I have a dataset with an ID column and an item column. An ID is mapped to one or more items. The dataset has a row for each item mapped to an ID. I want to return IDs that contain my_items
. The order of the items does not matter.

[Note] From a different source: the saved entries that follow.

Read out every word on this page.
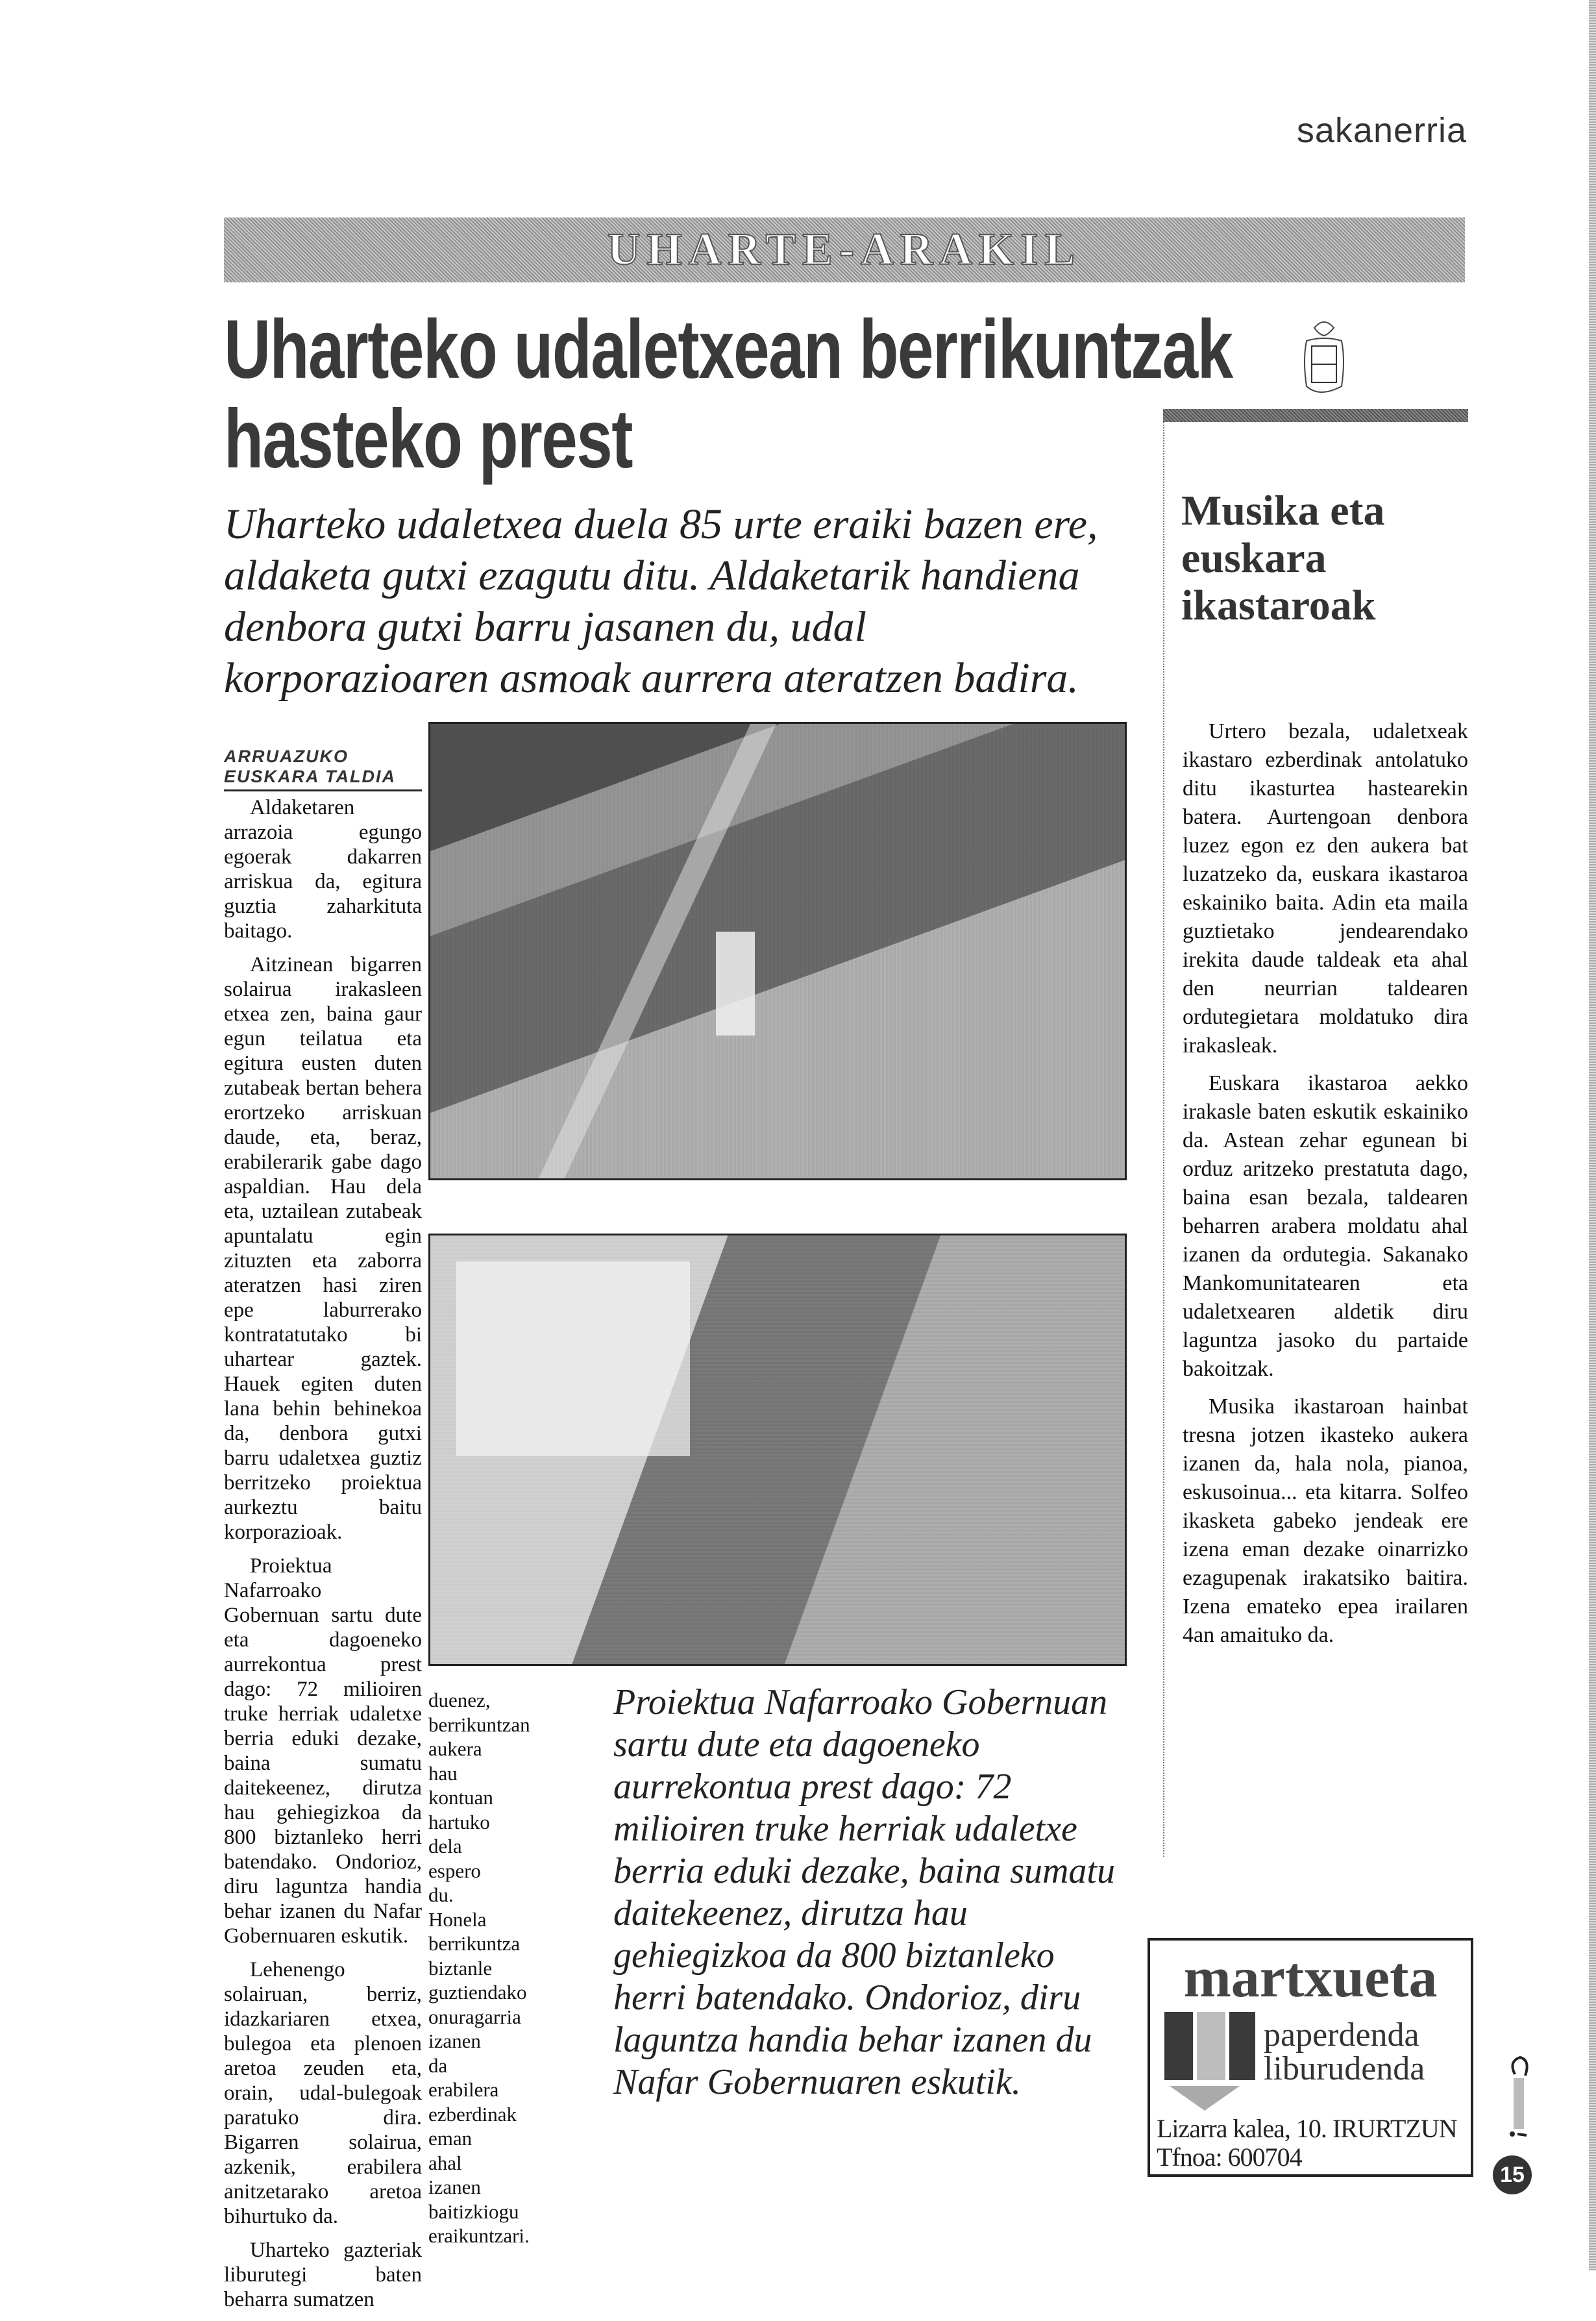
sakanerria
UHARTE-ARAKIL
Uharteko udaletxean berrikuntzak
hasteko prest
Uharteko udaletxea duela 85 urte eraiki bazen ere, aldaketa gutxi ezagutu ditu. Aldaketarik handiena denbora gutxi barru jasanen du, udal korporazioaren asmoak aurrera ateratzen badira.
ARRUAZUKO EUSKARA TALDIA

Aldaketaren arrazoia egungo egoerak dakarren arriskua da, egitura guztia zaharkituta baitago.

Aitzinean bigarren solairua irakasleen etxea zen, baina gaur egun teilatua eta egitura eusten duten zutabeak bertan behera erortzeko arriskuan daude, eta, beraz, erabilerarik gabe dago aspaldian. Hau dela eta, uztailean zutabeak apuntalatu egin zituzten eta zaborra ateratzen hasi ziren epe laburrerako kontratatutako bi uhartear gaztek. Hauek egiten duten lana behin behinekoa da, denbora gutxi barru udaletxea guztiz berritzeko proiektua aurkeztu baitu korporazioak.

Proiektua Nafarroako Gobernuan sartu dute eta dagoeneko aurrekontua prest dago: 72 milioiren truke herriak udaletxe berria eduki dezake, baina sumatu daitekeenez, dirutza hau gehiegizkoa da 800 biztanleko herri batendako. Ondorioz, diru laguntza handia behar izanen du Nafar Gobernuaren eskutik.

Lehenengo solairuan, berriz, idazkariaren etxea, bulegoa eta plenoen aretoa zeuden eta, orain, udal-bulegoak paratuko dira. Bigarren solairua, azkenik, erabilera anitzetarako aretoa bihurtuko da.

Uharteko gazteriak liburutegi baten beharra sumatzen

duenez, berrikuntzan aukera hau kontuan hartuko dela espero du. Honela berrikuntza biztanle guztiendako onuragarria izanen da erabilera ezberdinak eman ahal izanen baitizkiogu eraikuntzari.

Proiektua Nafarroako Gobernuan sartu dute eta dagoeneko aurrekontua prest dago: 72 milioiren truke herriak udaletxe berria eduki dezake, baina sumatu daitekeenez, dirutza hau gehiegizkoa da 800 biztanleko herri batendako. Ondorioz, diru laguntza handia behar izanen du Nafar Gobernuaren eskutik.
Musika eta euskara ikastaroak

Urtero bezala, udaletxeak ikastaro ezberdinak antolatuko ditu ikasturtea hastearekin batera. Aurtengoan denbora luzez egon ez den aukera bat luzatzeko da, euskara ikastaroa eskainiko baita. Adin eta maila guztietako jendearendako irekita daude taldeak eta ahal den neurrian taldearen ordutegietara moldatuko dira irakasleak.

Euskara ikastaroa aekko irakasle baten eskutik eskainiko da. Astean zehar egunean bi orduz aritzeko prestatuta dago, baina esan bezala, taldearen beharren arabera moldatu ahal izanen da ordutegia. Sakanako Mankomunitatearen eta udaletxearen aldetik diru laguntza jasoko du partaide bakoitzak.

Musika ikastaroan hainbat tresna jotzen ikasteko aukera izanen da, hala nola, pianoa, eskusoinua... eta kitarra. Solfeo ikasketa gabeko jendeak ere izena eman dezake oinarrizko ezagupenak irakatsiko baitira. Izena emateko epea irailaren 4an amaituko da.

martxueta
paperdenda
liburudenda
Lizarra kalea, 10. IRURTZUN
Tfnoa: 600704
15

I have a toy example below.
ID <- c(1, 1, 1, 2, 2, 2, 2, 3, 3, 4, 5, 5, 5)
item <- c("a", "b", "c", "a", "b", "c", "d", "a", "b", "d", "b", "a", "c")
df <- data.frame(cbind(ID, item))
df
my_items <- c("a", "b", "c")
My expected output would only include item ID 1 and 5.
CodePudding user response:
df %>%
group_by(ID) %>%
filter(setequal(item,my_items))
Output
ID item
<chr> <chr>
1 1 a
2 1 b
3 1 c
4 5 b
5 5 a
6 5 c
CodePudding user response:
We can use all
after creating a logical vector with %in%
and grouping by 'ID' and also create a condition with n_distinct
library(dplyr)
df %>%
group_by(ID) %>%
filter(all(my_items %in% item), n_distinct(item) == 3) %>%
ungroup
-output
# A tibble: 6 × 2
ID item
<dbl> <chr>
1 1 a
2 1 b
3 1 c
4 5 b
5 5 a
6 5 c
CodePudding user response:
If we add arrange
, we could also use identical
in this case:
library(dplyr)
df %>%
group_by(ID) %>%
arrange(item, .by_group = TRUE) %>%
filter(identical(item,my_items))
ID item
<chr> <chr>
1 1 a
2 1 b
3 1 c
4 5 a
5 5 b
6 5 c